The news that Yahoo was rewarding diligent white hat hackers who identified security flaws for the tech giant a $12.50 discount in its online store should scare anyone who uses the search engine firm’s services, especially email.
Security group High-Tech Bridge identified four bugs with Yahoo services – a reflected XSS vulnerability affecting the marketingsolutions.yahoo.com domain and three more affecting the ecom.yahoo.com and adserver.yahoo.com domains.
Yahoo told the company the first had already been reported, but thanked it kindly for notifying Yahoo of the other three, which had the potential to compromise any @yahoo.com email account.
Fixing these bugs was only worth a t-shirt and a measly $12.50 per report, apparently.

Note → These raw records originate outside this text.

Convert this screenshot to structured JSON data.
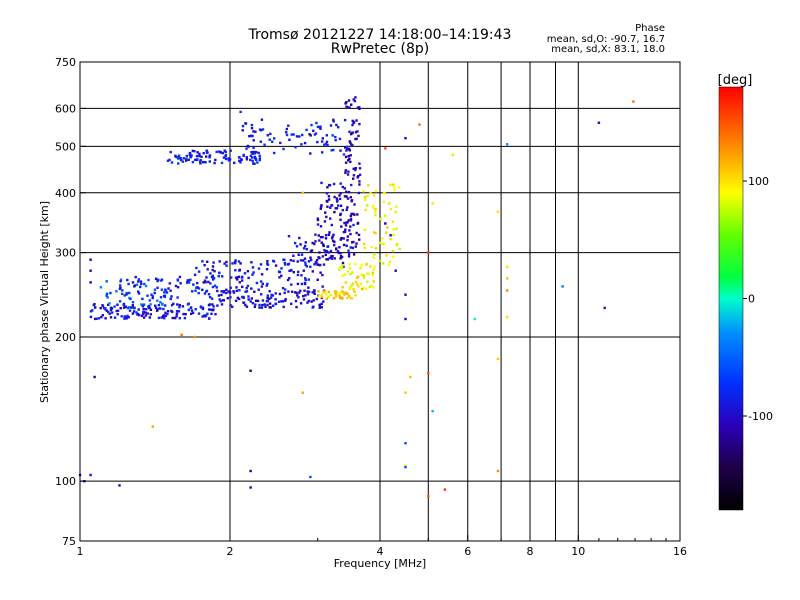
{
  "chart_data": {
    "type": "scatter",
    "title": "Tromsø 20121227 14:18:00–14:19:43",
    "subtitle": "RwPretec (8p)",
    "xlabel": "Frequency [MHz]",
    "ylabel": "Stationary phase Virtual Height [km]",
    "x_scale": "log",
    "y_scale": "log",
    "xlim": [
      1,
      16
    ],
    "ylim": [
      75,
      750
    ],
    "xticks": [
      1,
      2,
      4,
      6,
      8,
      10,
      16
    ],
    "yticks": [
      75,
      100,
      200,
      300,
      400,
      500,
      600,
      750
    ],
    "x_gridlines": [
      2,
      4,
      5,
      6,
      7,
      8,
      9,
      10
    ],
    "y_gridlines": [
      100,
      200,
      300,
      400,
      500,
      600
    ],
    "grid": true,
    "stats": {
      "heading": "Phase",
      "line_o": "mean, sd,O: -90.7, 16.7",
      "line_x": "mean, sd,X: 83.1, 18.0"
    },
    "colorbar": {
      "label": "[deg]",
      "min": -180,
      "max": 180,
      "ticks": [
        100,
        0,
        -100
      ]
    },
    "traces": [
      {
        "x_range": [
          1.05,
          1.9
        ],
        "y_range": [
          218,
          235
        ],
        "phase": -90,
        "n": 150
      },
      {
        "x_range": [
          1.1,
          1.5
        ],
        "y_range": [
          228,
          265
        ],
        "phase": -55,
        "n": 40
      },
      {
        "x_range": [
          1.2,
          1.9
        ],
        "y_range": [
          240,
          268
        ],
        "phase": -85,
        "n": 70
      },
      {
        "x_range": [
          1.9,
          3.1
        ],
        "y_range": [
          230,
          250
        ],
        "phase": -95,
        "n": 110
      },
      {
        "x_range": [
          1.7,
          3.1
        ],
        "y_range": [
          248,
          290
        ],
        "phase": -90,
        "n": 130
      },
      {
        "x_range": [
          2.6,
          3.5
        ],
        "y_range": [
          280,
          330
        ],
        "phase": -100,
        "n": 60
      },
      {
        "x_range": [
          3.0,
          3.65
        ],
        "y_range": [
          290,
          420
        ],
        "phase": -105,
        "n": 120
      },
      {
        "x_range": [
          3.4,
          3.65
        ],
        "y_range": [
          420,
          640
        ],
        "phase": -110,
        "n": 60
      },
      {
        "x_range": [
          1.5,
          2.3
        ],
        "y_range": [
          460,
          490
        ],
        "phase": -85,
        "n": 100
      },
      {
        "x_range": [
          2.1,
          3.5
        ],
        "y_range": [
          480,
          570
        ],
        "phase": -85,
        "n": 80
      },
      {
        "x_range": [
          3.0,
          3.6
        ],
        "y_range": [
          240,
          250
        ],
        "phase": 100,
        "n": 40
      },
      {
        "x_range": [
          3.3,
          3.9
        ],
        "y_range": [
          250,
          285
        ],
        "phase": 95,
        "n": 50
      },
      {
        "x_range": [
          3.7,
          4.4
        ],
        "y_range": [
          280,
          420
        ],
        "phase": 90,
        "n": 60
      }
    ],
    "scattered_points": [
      {
        "x": 1.0,
        "y": 103,
        "phase": -110
      },
      {
        "x": 1.02,
        "y": 100,
        "phase": -100
      },
      {
        "x": 1.05,
        "y": 103,
        "phase": -95
      },
      {
        "x": 1.05,
        "y": 290,
        "phase": -115
      },
      {
        "x": 1.05,
        "y": 275,
        "phase": -110
      },
      {
        "x": 1.05,
        "y": 260,
        "phase": -110
      },
      {
        "x": 1.07,
        "y": 165,
        "phase": -115
      },
      {
        "x": 1.2,
        "y": 98,
        "phase": -100
      },
      {
        "x": 1.4,
        "y": 130,
        "phase": 120
      },
      {
        "x": 1.6,
        "y": 202,
        "phase": 140
      },
      {
        "x": 1.7,
        "y": 200,
        "phase": 130
      },
      {
        "x": 2.1,
        "y": 590,
        "phase": -70
      },
      {
        "x": 2.2,
        "y": 170,
        "phase": -130
      },
      {
        "x": 2.2,
        "y": 105,
        "phase": -120
      },
      {
        "x": 2.2,
        "y": 97,
        "phase": -120
      },
      {
        "x": 2.8,
        "y": 153,
        "phase": 120
      },
      {
        "x": 2.8,
        "y": 400,
        "phase": 110
      },
      {
        "x": 2.9,
        "y": 102,
        "phase": -60
      },
      {
        "x": 4.1,
        "y": 495,
        "phase": 150
      },
      {
        "x": 4.1,
        "y": 345,
        "phase": -130
      },
      {
        "x": 4.2,
        "y": 326,
        "phase": -120
      },
      {
        "x": 4.3,
        "y": 275,
        "phase": -120
      },
      {
        "x": 4.5,
        "y": 245,
        "phase": -100
      },
      {
        "x": 4.5,
        "y": 218,
        "phase": -100
      },
      {
        "x": 4.5,
        "y": 520,
        "phase": -100
      },
      {
        "x": 4.5,
        "y": 153,
        "phase": 110
      },
      {
        "x": 4.5,
        "y": 120,
        "phase": -60
      },
      {
        "x": 4.5,
        "y": 108,
        "phase": 90
      },
      {
        "x": 4.5,
        "y": 107,
        "phase": -60
      },
      {
        "x": 4.6,
        "y": 165,
        "phase": 115
      },
      {
        "x": 4.8,
        "y": 555,
        "phase": 140
      },
      {
        "x": 5.0,
        "y": 300,
        "phase": 160
      },
      {
        "x": 5.0,
        "y": 168,
        "phase": 150
      },
      {
        "x": 5.0,
        "y": 93,
        "phase": 150
      },
      {
        "x": 5.1,
        "y": 380,
        "phase": 100
      },
      {
        "x": 5.1,
        "y": 140,
        "phase": -20
      },
      {
        "x": 5.4,
        "y": 96,
        "phase": 160
      },
      {
        "x": 5.6,
        "y": 480,
        "phase": 100
      },
      {
        "x": 6.2,
        "y": 218,
        "phase": 10
      },
      {
        "x": 6.9,
        "y": 365,
        "phase": 100
      },
      {
        "x": 6.9,
        "y": 180,
        "phase": 110
      },
      {
        "x": 6.9,
        "y": 105,
        "phase": 130
      },
      {
        "x": 7.2,
        "y": 505,
        "phase": -30
      },
      {
        "x": 7.2,
        "y": 280,
        "phase": 100
      },
      {
        "x": 7.2,
        "y": 265,
        "phase": 110
      },
      {
        "x": 7.2,
        "y": 250,
        "phase": 130
      },
      {
        "x": 7.2,
        "y": 220,
        "phase": 100
      },
      {
        "x": 9.3,
        "y": 255,
        "phase": -40
      },
      {
        "x": 11.0,
        "y": 560,
        "phase": -100
      },
      {
        "x": 11.3,
        "y": 230,
        "phase": -95
      },
      {
        "x": 12.9,
        "y": 620,
        "phase": 140
      }
    ]
  }
}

Now, let’s compare that to other companies’ rewards. Google – which has the security of gmail and Chrome to protect – recently upped its reward of $1,000 per report to $5,000.
That’s without additional bonuses for when hackers really save the search engine giant’s bacon.
Facebook pays a minimum reward of $500 for each bug reported to its team (though did not pay Khalil Shreateh, who posted on Mark Zuckerberg’s wall to demonstrate a bug after he was ignored by the security team).
Director of Yahoo Paranoid (which deals with attacks on the business), Ramses Martinez, effectively told CBR that people who complained about his policy were being ungrateful.
He said that when he joined, there was no formal procedure for rewarding such hackers – instead "I started sending a t-shirt as a personal ‘thanks’. It wasn’t a policy, I just thought it would be nice to do something beyond an email. I even bought the shirts with my own money."
Poor old Martinez. Though he clearly wants to be a good guy and demonstrate Yahoo’s thanks for the report, he’s just not thinking with his head. How many of those who reported bugs for such a crummy reward went and took the time to find another one, I wonder?
As High-Tech Bridge’s Ilia Kolochenko said: "Paying several dollars per vulnerability is a bad joke and won’t motivate people to report security vulnerabilities to them, especially when such vulnerabilities can be easily sold on the black market for a much higher price."
Yahoo is now offering rewards of $150 – $15,000 for bug reports, a policy it claims it is bringing forward from October 31 in response to the criticism it’s got.
But it should have been in place all the time – if you don’t feel confident about your email’s security, you won’t keep it running long.